Valen's fingers flew across the keyboard, searching for the Art named 'Energy Ball'. The information available in this world was sparse. It was described as a high-energy attack, with a list of Anima known to be capable of learning it. That was it.
But Valen remembered more. The description from the games of his old world surfaced in his mind:
The user draws power from nature and fires it as a projectile.
What was the link between that principle and the explosive power-up his Grotle had experienced? Could other Grass-types replicate it?
He smiled, a thrill running through him. He'd found his angle. "I'll make it the core of my own Nurturing method," he whispered. "A plan built around consuming the Energy Ball."
The idea felt dangerous, unreliable. "It would have to cause internal damage, right?" He grabbed a pen and a notebook, his mind racing. "So, how to mitigate it? First, assume there will be hidden injuries. How can they be repaired?"

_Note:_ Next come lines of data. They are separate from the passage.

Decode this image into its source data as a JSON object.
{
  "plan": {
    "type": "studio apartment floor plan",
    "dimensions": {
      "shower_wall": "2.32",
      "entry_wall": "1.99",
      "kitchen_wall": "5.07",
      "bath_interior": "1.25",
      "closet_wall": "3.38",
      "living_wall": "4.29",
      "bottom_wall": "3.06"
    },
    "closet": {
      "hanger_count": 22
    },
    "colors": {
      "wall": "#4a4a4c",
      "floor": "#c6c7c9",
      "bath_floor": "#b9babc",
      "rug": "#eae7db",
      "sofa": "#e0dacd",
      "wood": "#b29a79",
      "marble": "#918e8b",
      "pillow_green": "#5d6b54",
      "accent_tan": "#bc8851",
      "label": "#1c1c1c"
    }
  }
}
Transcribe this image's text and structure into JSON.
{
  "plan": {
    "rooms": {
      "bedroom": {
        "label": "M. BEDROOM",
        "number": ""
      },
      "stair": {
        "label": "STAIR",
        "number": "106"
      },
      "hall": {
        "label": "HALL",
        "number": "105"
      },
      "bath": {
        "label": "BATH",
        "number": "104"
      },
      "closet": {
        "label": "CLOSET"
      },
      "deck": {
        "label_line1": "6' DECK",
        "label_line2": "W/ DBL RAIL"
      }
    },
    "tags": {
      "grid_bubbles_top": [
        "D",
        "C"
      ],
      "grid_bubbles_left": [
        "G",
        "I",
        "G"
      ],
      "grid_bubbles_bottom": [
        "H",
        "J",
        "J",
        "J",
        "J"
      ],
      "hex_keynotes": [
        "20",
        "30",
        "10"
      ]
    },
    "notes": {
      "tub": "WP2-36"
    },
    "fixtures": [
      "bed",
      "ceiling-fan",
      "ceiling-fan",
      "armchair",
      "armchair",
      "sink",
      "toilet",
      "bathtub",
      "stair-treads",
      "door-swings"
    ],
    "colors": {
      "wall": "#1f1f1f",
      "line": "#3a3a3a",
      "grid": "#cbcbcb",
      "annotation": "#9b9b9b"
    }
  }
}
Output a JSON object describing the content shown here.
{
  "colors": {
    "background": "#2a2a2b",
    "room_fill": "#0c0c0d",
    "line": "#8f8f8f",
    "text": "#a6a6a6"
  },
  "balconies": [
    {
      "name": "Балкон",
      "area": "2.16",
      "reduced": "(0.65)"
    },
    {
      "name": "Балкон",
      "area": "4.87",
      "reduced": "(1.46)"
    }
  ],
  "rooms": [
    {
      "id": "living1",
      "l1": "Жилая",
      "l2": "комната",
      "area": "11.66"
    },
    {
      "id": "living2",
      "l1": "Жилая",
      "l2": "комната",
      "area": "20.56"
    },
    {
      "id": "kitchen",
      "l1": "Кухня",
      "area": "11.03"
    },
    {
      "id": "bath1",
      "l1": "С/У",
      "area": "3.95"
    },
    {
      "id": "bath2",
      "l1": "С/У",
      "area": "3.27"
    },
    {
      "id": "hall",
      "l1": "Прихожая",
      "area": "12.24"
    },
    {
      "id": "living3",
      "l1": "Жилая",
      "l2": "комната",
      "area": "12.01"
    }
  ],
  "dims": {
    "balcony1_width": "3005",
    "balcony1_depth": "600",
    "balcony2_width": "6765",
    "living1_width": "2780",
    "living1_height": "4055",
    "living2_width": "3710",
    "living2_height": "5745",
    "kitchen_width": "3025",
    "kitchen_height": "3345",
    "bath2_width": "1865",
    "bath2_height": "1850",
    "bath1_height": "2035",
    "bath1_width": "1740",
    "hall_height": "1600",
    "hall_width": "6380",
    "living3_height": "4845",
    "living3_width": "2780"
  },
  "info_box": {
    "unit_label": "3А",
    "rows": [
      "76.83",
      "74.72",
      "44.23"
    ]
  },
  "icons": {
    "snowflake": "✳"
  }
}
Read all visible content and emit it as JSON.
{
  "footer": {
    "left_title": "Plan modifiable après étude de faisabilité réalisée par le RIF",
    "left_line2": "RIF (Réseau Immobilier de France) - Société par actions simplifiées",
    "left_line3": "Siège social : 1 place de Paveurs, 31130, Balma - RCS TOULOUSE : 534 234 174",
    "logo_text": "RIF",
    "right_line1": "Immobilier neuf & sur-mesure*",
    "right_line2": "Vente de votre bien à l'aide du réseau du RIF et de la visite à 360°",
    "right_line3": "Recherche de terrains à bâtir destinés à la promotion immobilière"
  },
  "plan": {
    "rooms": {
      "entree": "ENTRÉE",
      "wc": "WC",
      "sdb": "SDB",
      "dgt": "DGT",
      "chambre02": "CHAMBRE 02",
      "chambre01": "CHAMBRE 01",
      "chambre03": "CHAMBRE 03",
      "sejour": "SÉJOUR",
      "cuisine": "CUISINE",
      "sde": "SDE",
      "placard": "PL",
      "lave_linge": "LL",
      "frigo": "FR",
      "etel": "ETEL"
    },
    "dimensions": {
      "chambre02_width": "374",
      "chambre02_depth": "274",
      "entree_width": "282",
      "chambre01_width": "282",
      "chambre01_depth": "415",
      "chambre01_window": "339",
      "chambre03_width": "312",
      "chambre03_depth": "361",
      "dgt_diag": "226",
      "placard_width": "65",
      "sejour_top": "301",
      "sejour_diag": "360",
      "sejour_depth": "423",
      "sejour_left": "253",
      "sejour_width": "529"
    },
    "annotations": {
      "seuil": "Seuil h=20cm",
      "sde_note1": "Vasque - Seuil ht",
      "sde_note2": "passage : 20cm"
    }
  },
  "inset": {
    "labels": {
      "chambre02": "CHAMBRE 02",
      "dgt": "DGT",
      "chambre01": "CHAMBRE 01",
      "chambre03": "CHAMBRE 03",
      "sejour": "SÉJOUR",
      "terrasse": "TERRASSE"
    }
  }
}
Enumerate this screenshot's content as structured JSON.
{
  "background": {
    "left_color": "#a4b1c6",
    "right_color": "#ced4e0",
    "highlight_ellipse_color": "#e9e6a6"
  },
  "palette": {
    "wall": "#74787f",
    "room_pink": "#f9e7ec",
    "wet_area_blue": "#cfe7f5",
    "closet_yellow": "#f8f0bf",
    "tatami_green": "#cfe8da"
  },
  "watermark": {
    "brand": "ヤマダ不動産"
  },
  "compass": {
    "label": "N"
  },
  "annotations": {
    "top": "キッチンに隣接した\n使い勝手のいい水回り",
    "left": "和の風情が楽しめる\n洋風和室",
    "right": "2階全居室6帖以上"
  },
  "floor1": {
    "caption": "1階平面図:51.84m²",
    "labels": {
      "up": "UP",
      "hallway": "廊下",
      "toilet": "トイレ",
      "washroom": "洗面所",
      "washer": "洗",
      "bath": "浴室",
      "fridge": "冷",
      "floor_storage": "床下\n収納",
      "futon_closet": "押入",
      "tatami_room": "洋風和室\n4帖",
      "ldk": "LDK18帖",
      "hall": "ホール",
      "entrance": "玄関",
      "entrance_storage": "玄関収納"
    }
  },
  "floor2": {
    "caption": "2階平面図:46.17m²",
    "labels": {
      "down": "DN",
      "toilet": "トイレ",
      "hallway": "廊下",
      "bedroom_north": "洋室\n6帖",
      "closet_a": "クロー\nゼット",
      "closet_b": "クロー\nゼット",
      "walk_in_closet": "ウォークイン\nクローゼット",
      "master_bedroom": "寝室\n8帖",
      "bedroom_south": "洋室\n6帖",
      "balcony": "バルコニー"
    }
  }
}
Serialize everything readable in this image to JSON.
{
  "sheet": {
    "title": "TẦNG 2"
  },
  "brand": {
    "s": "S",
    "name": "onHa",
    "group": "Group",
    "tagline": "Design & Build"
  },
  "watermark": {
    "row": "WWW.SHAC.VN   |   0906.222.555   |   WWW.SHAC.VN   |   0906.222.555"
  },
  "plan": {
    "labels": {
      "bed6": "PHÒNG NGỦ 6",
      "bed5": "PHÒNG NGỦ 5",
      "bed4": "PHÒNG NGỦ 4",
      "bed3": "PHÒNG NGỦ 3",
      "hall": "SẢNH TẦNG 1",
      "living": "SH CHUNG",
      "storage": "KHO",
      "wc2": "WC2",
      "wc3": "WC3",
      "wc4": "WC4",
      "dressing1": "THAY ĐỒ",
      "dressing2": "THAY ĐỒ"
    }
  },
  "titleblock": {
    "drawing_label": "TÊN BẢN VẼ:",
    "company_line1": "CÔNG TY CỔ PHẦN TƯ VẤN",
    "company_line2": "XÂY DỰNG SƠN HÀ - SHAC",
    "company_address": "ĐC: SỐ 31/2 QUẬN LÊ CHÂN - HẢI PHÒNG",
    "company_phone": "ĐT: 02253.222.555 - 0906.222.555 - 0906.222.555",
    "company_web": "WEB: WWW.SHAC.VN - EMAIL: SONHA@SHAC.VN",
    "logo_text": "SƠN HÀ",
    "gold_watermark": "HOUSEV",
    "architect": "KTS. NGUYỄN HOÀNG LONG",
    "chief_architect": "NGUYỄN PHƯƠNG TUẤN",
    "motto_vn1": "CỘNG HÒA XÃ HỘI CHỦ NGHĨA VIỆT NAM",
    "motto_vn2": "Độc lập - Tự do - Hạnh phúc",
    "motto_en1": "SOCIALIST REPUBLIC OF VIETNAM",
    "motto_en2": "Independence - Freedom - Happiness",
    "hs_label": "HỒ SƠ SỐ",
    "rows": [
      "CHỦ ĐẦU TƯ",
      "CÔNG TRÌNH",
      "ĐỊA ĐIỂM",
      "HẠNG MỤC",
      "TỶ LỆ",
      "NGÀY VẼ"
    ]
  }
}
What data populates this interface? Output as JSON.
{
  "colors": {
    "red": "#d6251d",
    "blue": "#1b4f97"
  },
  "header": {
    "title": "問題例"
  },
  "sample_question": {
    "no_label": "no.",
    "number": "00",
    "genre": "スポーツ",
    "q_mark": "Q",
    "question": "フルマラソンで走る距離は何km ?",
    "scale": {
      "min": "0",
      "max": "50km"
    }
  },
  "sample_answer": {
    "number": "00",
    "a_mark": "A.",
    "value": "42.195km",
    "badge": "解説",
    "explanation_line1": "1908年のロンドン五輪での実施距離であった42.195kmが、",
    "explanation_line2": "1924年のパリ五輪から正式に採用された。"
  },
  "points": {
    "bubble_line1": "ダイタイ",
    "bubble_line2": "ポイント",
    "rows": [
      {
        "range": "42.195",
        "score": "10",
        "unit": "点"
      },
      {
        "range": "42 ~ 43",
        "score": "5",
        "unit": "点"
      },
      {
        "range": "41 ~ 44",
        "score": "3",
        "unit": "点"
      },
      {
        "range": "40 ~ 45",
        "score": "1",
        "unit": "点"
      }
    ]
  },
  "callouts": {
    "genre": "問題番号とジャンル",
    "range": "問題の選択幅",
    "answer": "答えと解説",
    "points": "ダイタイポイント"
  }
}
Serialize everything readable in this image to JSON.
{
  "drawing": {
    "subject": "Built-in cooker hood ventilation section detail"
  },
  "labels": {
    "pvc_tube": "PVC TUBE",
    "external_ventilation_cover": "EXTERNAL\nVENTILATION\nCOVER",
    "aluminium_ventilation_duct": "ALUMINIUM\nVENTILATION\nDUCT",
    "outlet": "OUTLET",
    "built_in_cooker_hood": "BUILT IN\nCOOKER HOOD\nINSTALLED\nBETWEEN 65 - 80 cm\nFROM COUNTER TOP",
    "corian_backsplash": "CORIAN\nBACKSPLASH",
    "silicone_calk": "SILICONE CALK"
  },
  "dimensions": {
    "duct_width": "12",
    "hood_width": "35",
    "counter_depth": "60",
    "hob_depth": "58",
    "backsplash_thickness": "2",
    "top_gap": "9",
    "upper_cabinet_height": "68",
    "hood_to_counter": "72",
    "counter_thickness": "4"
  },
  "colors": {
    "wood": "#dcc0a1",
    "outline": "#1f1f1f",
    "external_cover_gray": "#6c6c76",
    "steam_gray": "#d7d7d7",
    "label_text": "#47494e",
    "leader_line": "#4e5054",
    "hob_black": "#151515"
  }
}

The pen scratched furiously across the paper as he brainstormed a list of supportive Arts.
Synthesis
Giga Drain
Growth
Ingrain
Grassy Terrain
He became completely absorbed, the words and diagrams filling the page. He didn't know if the theory was sound, or if he would even end up with a Grass-type Anima. But as he looked at the notes spread before him, he realized none of that mattered right now. He couldn't abandon this train of thought.
It was his first, truly independent idea as a Summoner.